Analysts expect traders to steer clear of risk on the local bourse this week amid ongoing concerns over the health of the global economy.
The Straits Times Index (STI) endured a rough week last week, sliding 1.41 per cent for the week to close at 2,793.15 points last Friday.
The benchmark index entered bear territory last Monday as it sank below the 2,800 support level, pummelled by worries over China's slowing economy and the timing of the United States interest rate hikes.
So far this year, the STI has tumbled more than 20 per cent from its peak of 3,550 points in April.
Commodity stocks, in particular, had a choppy week as Swiss mining giant Glencore saw a massive sell-down last Monday over debt worries and low commodity prices, although it has since recovered.

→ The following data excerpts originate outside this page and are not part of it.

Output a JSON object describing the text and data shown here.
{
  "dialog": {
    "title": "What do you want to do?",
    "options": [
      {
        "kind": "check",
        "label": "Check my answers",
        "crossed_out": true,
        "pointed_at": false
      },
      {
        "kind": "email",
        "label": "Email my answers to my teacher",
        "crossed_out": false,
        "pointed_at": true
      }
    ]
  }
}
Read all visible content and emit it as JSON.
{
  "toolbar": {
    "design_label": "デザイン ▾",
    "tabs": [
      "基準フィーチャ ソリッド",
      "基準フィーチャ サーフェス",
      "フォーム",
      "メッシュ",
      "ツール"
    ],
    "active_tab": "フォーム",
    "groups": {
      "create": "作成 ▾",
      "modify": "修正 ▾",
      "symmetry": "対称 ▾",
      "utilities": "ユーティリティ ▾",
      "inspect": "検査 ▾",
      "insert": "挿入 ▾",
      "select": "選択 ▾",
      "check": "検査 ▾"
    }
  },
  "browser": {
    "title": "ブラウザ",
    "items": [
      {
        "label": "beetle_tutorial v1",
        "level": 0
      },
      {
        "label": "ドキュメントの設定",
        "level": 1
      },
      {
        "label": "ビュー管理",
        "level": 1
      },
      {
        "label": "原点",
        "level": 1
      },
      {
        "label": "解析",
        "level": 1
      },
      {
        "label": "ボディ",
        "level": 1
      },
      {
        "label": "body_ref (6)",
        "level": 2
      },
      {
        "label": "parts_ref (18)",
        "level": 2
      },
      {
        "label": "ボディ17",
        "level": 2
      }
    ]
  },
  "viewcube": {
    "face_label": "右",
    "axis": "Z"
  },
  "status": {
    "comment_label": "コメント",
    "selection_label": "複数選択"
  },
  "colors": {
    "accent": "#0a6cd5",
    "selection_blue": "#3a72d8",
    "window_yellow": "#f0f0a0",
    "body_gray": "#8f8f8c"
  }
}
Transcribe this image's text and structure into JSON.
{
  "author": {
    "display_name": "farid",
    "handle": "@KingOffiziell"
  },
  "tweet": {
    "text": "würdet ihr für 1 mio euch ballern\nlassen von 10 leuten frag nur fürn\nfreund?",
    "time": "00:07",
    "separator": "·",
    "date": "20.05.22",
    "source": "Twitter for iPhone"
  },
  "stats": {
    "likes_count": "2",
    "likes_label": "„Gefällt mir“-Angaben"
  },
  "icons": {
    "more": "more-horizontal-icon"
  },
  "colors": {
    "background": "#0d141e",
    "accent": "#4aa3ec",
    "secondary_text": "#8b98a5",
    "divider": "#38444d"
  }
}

Trading firm Noble Group was battered, falling 3.7 per cent to 39.5 cents last Friday - adding up to a heavy weekly loss of 15.2 per cent.
The three local banks were shaky as well. DBS Group Holdings, for instance, continued on its downward trajectory to shed 0.86 per cent to $16.13 last Friday, losing nearly 4 per cent over the week.
"We may see the STI do another leg downwards," said remisier Desmond Leong. He added that more volatility may be coming, with the Chinese markets set to react to one week's worth of news when they resume trading on Thursday.
"The next support level is 2,700 - if the market continues to be weak, we could hit that," said Mr Leong
Traders will be keeping an eye out for the minutes of the Sept 16 to 17 Federal Open Market Committee (FOMC) meeting, to be released this week, for more clues on the impending interest rate hikes.
"Given the impact of the September decision, market watchers will dissect the minutes for further clues of the timing of the first rate hike," said IG market strategist Bernard Aw.
While Federal Reserve officials held off raising interest rates last month, they suggested previously that the economy is strong enough for higher rates to kick in by the end of this year.
Said Mr Leong: "If the FOMC minutes do indicate that a rate hike will happen in December, this should give the banks some relief."
Real estate investment trusts (Reits), on the other hand, could suffer.
He said: "People are still investing in Reits because the current interest rates are low. But when the interest rates go up, the Reits will have more competition."
In the US, Wall Street jumped 1.23 per cent last Friday, lifted by a rally in energy and materials stocks, even though a highly anticipated
US jobs report fell short of expectations.
"The silver lining with this disappointing jobs number is that, possibly, this could push the rate hike off to the first quarter of 2016," Mr Jake Dollarhide, chief executive of Longbow Asset Management in Tulsa, Oklahoma, told Reuters.
The Fed is scheduled to meet this month and again in December, with the final month of the year touted by market watchers as the most likely time for the rate hike.